Competing interests: A.G. and E.H. are cofounders and Board Members of Kither Biotech Srl. A.G. and E.H. are coinventors of patent “Novel pi3k gamma inhibitor peptide for treatment of respiratory system diseases” WO2016103176A1 that is directly associated with the study. M.A.M. reports personal fees for participation in advisory boards or paid consulting from Abbvie, Antabio, Arrowhead Pharmaceuticals, Boehringer Ingelheim, Enterprise Therapeutics, Kither Biotech, Pieris Pharmaceuticals, Santhera, Sterna Biologicals, Vertex Pharmaceuticals, outside the submitted work. P.M. declares consulting activities paid by Kither Biotech and expert testimony fees paid by Vertex Pharmaceuticals.
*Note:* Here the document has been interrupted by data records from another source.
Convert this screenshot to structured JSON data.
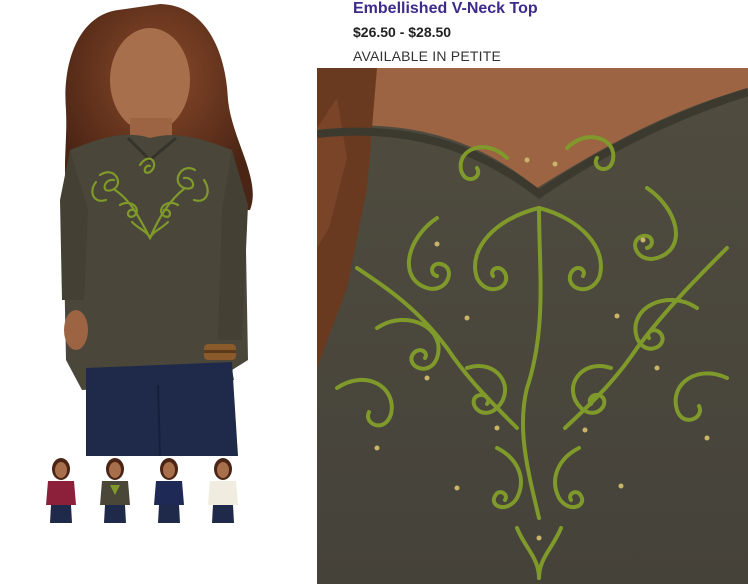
{
  "product": {
    "title": "Embellished V-Neck Top",
    "price": "$26.50 - $28.50",
    "availability": "AVAILABLE IN PETITE"
  },
  "thumbnails": [
    {
      "icon": "thumbnail-burgundy",
      "color": "#8c1f3a"
    },
    {
      "icon": "thumbnail-olive",
      "color": "#4a4638"
    },
    {
      "icon": "thumbnail-navy",
      "color": "#1e2a55"
    },
    {
      "icon": "thumbnail-ivory",
      "color": "#f1ece0"
    }
  ],
  "colors": {
    "shirt": "#4a463a",
    "embroidery": "#7f9a2a",
    "title": "#3d2a8a"
  }
}
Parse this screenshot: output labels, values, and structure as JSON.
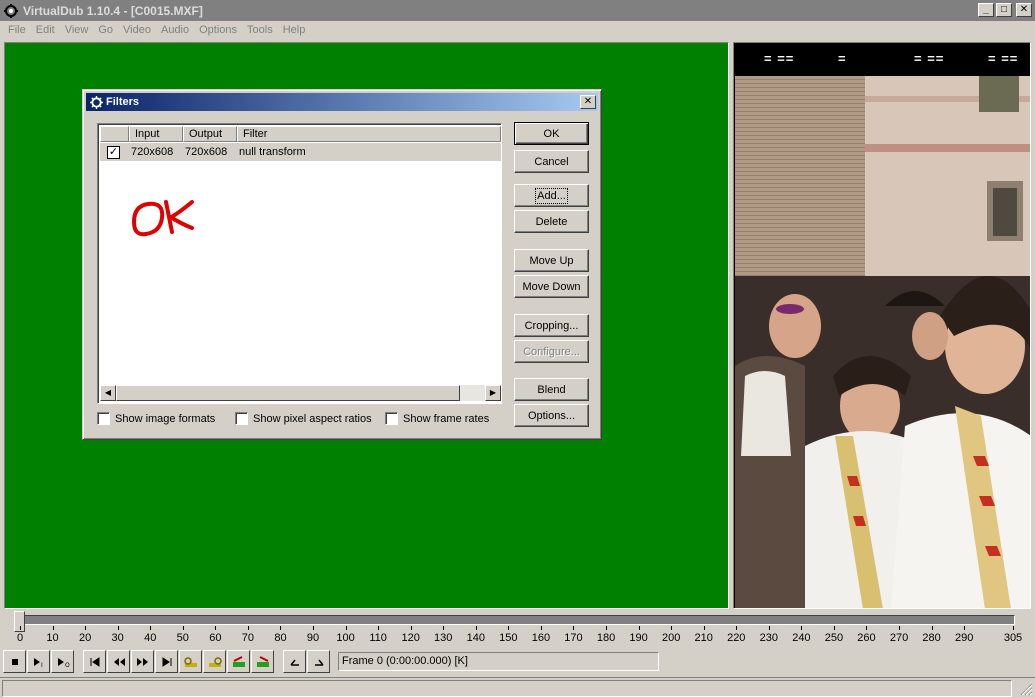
{
  "window": {
    "title": "VirtualDub 1.10.4 - [C0015.MXF]",
    "controls": [
      "_",
      "□",
      "✕"
    ]
  },
  "menu": [
    "File",
    "Edit",
    "View",
    "Go",
    "Video",
    "Audio",
    "Options",
    "Tools",
    "Help"
  ],
  "output_pane": {
    "header_marks": [
      "= ==",
      "=",
      "= ==",
      "= =="
    ]
  },
  "dialog": {
    "title": "Filters",
    "close": "✕",
    "columns": [
      "Input",
      "Output",
      "Filter"
    ],
    "rows": [
      {
        "enabled": true,
        "input": "720x608",
        "output": "720x608",
        "filter": "null transform"
      }
    ],
    "annotation_text": "OK",
    "annotation_color": "#e00000",
    "buttons": {
      "ok": "OK",
      "cancel": "Cancel",
      "add": "Add...",
      "delete": "Delete",
      "move_up": "Move Up",
      "move_down": "Move Down",
      "cropping": "Cropping...",
      "configure": "Configure...",
      "blend": "Blend",
      "options": "Options..."
    },
    "checkboxes": {
      "image_formats": "Show image formats",
      "pixel_aspect": "Show pixel aspect ratios",
      "frame_rates": "Show frame rates"
    }
  },
  "timeline": {
    "ticks": [
      "0",
      "10",
      "20",
      "30",
      "40",
      "50",
      "60",
      "70",
      "80",
      "90",
      "100",
      "110",
      "120",
      "130",
      "140",
      "150",
      "160",
      "170",
      "180",
      "190",
      "200",
      "210",
      "220",
      "230",
      "240",
      "250",
      "260",
      "270",
      "280",
      "290",
      "305"
    ],
    "position": 0
  },
  "frame_status": "Frame 0 (0:00:00.000) [K]",
  "colors": {
    "input_pane": "#008000",
    "title_gradient_start": "#0a246a",
    "title_gradient_end": "#a6caf0",
    "face": "#d4d0c8"
  }
}
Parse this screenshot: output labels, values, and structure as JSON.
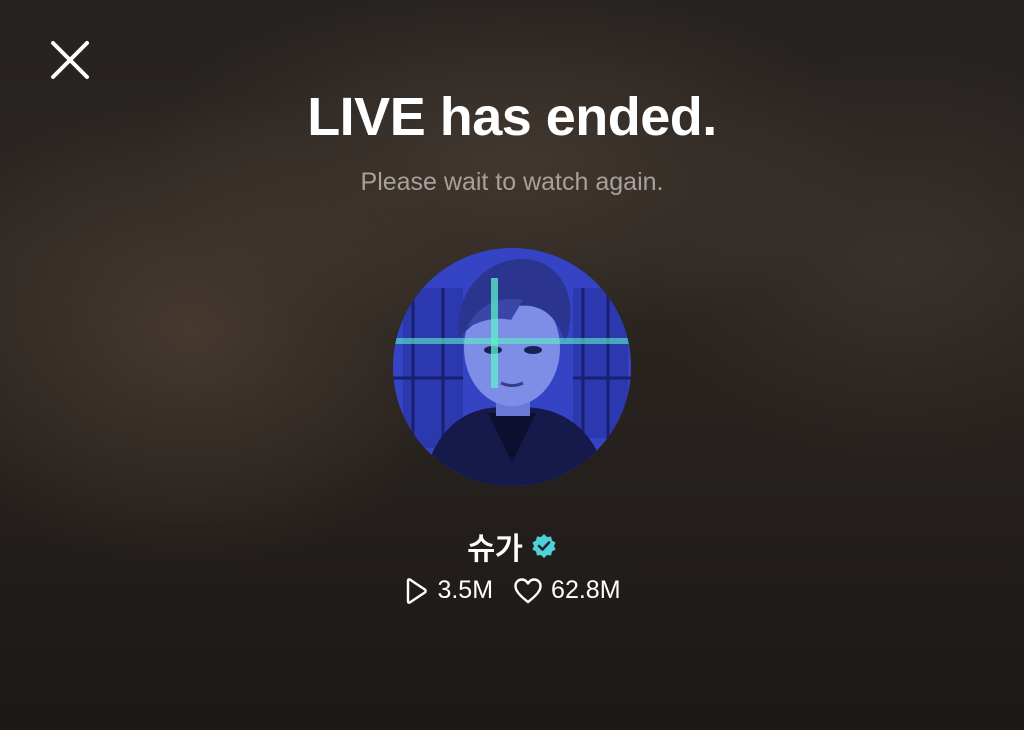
{
  "header": {
    "close_icon": "close-icon"
  },
  "main": {
    "title": "LIVE has ended.",
    "subtitle": "Please wait to watch again."
  },
  "profile": {
    "name": "슈가",
    "verified_icon": "verified-badge-icon",
    "verified_color": "#4fd1d9",
    "stats": {
      "plays": "3.5M",
      "likes": "62.8M"
    }
  },
  "colors": {
    "background": "#262220",
    "subtitle": "#a8a19b",
    "accent": "#4fd1d9"
  }
}
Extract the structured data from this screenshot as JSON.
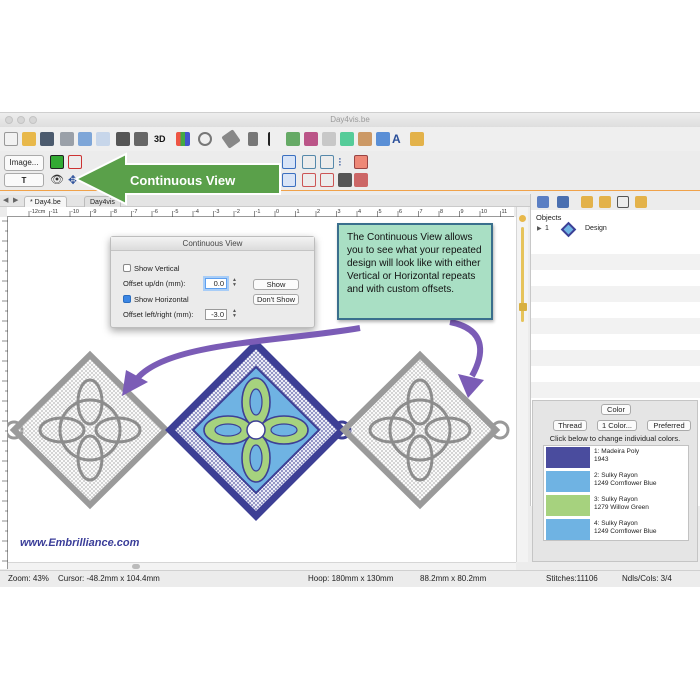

JB is inventor on a patent related to organoid swelling and received financial royalties for this contribution from the Royal Dutch Academy of Sciences and Arts. All other authors declare that they have no competing interests.

Data and materials availability: All data are available in the main text or the Supplementary Materials. Individual values and data from main and Supplementary Figures are presented in Data File S1 and S2, respectively. PI3Kγ MP is available to the scientific community upon completion of a material transfer agreement with Kither Biotech Srl. The following cell lines and reagents were obtained through a material transfer agreement between University of Torino and the indicated institution: 16HBE14o- and CFBE41o- cells (University of California San Francisco); wt-CFTR-CFBE41o- and F508del-CFTR-CFBE41o- (University of Alabama at Birmingham) and CFTR antibodies (University of North Carolina – Chapel Hill).